Retirement plan financial advisors are offering more lower cost investment products as more switch to a fee-based compensation model, says one retirement plan specialist.
The trend is affecting small and mid-sized companies that offer retirement plans, says Mike Narkoff, senior vice president at Ascensus, one of the largest independent retirement plan service providers in the country.
The expansion of offerings that employers have to choose from is an outgrowth of the switch by advisors to fee-based, rather than commission-based, compensation models, he says.
“The migration to fee-for-service models is the most significant change we have seen in the industry and it is only in its infancy,” says Narkoff. “It is a simpler way to meet the new fee disclosure regulations and it gives the advisor the latitude to use any type of investment product because it does not affect his compensation.”
“Advisors are gravitating to lower cost investments, which gives employees access to different types of investment products that used to only be available to large plan sponsors,” he adds.

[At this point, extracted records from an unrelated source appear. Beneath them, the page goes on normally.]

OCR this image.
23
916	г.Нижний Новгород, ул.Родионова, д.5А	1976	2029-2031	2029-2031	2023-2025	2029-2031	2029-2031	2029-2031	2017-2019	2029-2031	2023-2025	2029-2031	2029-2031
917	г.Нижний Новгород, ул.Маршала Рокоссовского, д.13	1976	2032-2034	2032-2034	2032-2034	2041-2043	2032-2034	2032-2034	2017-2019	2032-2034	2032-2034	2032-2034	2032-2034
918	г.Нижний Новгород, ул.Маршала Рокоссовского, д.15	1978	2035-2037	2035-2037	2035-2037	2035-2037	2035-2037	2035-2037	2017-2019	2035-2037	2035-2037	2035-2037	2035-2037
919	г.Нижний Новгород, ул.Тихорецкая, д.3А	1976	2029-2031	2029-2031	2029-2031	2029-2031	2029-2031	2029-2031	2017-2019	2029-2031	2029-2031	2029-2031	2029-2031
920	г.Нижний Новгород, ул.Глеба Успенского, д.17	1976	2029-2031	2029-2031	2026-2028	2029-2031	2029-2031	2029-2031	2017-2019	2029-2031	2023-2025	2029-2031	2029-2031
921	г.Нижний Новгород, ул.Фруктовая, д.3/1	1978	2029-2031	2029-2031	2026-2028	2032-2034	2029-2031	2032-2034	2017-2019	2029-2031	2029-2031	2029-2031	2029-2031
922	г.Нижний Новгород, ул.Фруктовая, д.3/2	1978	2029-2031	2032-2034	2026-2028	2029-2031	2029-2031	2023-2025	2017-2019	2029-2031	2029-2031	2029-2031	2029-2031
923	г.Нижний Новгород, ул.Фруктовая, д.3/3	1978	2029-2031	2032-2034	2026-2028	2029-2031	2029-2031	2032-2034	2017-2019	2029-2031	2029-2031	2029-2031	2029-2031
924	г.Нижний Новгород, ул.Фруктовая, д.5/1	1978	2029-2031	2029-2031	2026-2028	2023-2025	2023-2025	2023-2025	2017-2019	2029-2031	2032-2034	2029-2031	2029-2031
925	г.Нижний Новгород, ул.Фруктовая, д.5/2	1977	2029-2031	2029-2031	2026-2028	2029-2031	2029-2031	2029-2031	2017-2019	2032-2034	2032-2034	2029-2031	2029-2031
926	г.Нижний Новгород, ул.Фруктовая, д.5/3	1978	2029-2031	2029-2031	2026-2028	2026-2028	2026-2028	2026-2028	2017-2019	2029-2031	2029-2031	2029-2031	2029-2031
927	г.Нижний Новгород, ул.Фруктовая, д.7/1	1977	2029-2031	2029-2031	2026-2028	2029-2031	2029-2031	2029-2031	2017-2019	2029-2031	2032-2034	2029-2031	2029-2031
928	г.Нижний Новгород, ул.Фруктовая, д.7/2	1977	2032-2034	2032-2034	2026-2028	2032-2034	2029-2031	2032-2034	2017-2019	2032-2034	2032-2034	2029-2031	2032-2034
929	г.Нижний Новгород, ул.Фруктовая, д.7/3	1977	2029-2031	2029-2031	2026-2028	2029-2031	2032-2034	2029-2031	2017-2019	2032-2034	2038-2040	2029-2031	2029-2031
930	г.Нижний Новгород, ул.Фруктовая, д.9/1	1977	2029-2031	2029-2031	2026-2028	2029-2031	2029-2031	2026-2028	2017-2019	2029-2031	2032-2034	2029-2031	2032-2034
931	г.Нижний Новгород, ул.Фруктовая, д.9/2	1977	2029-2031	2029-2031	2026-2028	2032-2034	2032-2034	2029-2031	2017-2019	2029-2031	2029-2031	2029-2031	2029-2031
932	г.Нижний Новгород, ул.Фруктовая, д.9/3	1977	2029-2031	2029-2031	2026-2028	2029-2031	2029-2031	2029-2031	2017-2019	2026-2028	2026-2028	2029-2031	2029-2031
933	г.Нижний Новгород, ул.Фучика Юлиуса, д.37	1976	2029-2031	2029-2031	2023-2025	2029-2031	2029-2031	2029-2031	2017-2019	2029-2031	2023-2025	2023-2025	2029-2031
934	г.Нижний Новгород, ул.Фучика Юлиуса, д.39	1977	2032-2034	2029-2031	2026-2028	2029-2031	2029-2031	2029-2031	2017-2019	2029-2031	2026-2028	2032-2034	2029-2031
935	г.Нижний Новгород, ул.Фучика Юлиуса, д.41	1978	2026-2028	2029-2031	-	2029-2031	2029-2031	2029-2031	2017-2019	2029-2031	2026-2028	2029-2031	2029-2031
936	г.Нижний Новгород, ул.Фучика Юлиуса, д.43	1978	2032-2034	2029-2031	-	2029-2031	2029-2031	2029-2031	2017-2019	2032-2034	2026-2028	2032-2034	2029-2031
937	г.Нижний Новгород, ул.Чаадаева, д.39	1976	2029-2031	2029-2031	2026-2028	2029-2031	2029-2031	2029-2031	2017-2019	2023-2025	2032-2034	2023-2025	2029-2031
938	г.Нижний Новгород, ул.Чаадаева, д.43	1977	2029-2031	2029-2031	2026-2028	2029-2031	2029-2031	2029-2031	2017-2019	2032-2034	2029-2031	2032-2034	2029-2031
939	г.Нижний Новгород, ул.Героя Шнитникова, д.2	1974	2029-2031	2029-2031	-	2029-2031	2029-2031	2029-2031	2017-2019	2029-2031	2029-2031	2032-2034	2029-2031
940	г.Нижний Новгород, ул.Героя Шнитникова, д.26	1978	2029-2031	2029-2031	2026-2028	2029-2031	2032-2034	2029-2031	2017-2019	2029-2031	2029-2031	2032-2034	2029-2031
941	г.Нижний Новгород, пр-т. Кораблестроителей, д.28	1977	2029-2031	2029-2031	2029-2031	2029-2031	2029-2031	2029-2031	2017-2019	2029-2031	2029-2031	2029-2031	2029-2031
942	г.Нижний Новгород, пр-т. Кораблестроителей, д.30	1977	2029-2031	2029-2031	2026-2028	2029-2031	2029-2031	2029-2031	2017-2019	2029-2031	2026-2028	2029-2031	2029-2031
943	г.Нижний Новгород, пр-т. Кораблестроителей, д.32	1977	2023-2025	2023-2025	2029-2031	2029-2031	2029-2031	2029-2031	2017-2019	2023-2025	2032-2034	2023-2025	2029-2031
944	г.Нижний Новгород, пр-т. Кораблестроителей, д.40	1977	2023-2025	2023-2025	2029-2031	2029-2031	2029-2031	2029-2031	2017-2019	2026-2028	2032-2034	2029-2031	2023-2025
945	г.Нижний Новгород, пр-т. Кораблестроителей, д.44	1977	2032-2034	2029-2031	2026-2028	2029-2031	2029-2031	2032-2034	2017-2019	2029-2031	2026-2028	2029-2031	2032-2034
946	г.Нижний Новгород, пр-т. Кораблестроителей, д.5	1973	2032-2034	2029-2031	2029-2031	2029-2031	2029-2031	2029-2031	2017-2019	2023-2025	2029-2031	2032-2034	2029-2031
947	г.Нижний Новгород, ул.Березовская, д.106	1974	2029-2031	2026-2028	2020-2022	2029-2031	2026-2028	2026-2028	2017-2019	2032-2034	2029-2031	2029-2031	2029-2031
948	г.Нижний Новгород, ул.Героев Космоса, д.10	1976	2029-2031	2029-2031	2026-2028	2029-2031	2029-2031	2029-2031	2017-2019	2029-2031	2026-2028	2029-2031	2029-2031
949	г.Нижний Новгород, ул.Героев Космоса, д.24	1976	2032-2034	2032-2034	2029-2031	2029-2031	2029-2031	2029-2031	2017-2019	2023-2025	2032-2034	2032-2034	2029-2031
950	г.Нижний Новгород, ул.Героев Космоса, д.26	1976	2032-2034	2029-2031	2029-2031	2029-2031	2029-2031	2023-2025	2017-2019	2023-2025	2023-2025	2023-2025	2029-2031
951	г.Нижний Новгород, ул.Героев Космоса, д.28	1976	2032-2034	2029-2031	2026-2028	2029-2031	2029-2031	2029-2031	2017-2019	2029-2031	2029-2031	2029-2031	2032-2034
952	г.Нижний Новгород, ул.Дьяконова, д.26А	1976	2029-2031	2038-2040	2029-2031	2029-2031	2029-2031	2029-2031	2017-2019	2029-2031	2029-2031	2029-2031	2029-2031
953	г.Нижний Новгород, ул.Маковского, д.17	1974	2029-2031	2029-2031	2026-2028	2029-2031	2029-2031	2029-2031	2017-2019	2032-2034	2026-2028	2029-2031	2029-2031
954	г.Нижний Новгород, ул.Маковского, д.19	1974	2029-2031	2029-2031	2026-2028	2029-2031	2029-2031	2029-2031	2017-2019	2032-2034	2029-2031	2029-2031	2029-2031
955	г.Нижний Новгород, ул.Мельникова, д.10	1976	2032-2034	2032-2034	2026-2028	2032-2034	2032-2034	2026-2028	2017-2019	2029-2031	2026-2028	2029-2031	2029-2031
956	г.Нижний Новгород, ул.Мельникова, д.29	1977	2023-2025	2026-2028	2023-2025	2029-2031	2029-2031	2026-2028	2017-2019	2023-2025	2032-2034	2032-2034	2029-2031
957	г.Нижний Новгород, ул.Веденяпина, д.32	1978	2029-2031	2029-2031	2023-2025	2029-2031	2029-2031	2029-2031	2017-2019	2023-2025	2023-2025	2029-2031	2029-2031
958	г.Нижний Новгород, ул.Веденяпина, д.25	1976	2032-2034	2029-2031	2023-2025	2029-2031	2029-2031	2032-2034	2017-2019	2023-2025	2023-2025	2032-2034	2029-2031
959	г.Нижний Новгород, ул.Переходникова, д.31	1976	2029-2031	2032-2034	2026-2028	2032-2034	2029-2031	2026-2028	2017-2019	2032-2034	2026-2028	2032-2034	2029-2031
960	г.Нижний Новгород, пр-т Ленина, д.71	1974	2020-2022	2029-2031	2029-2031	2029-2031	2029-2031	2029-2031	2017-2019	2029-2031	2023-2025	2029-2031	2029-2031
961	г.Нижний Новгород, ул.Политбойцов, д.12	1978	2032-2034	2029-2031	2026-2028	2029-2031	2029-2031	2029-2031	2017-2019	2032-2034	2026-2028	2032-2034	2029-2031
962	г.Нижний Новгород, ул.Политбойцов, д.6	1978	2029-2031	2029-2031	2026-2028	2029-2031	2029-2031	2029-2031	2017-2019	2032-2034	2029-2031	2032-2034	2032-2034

Another trend in the retirement plan marketplace is the way the success of a plan is measured.
Instead of judging a plan by the number of participants, the success of plans is now being judged by whether the participants are on track for retirement, Narkoff says.
“Advisors are focusing on retirement readiness, income replacement and where participants are compared to their retirement goals,” Narkoff says. “The idea that advisors just plan the menu of investment options for the employer is a service model that has run its course. A good advisor does both the menu and seeing if participants are on track for retirement.”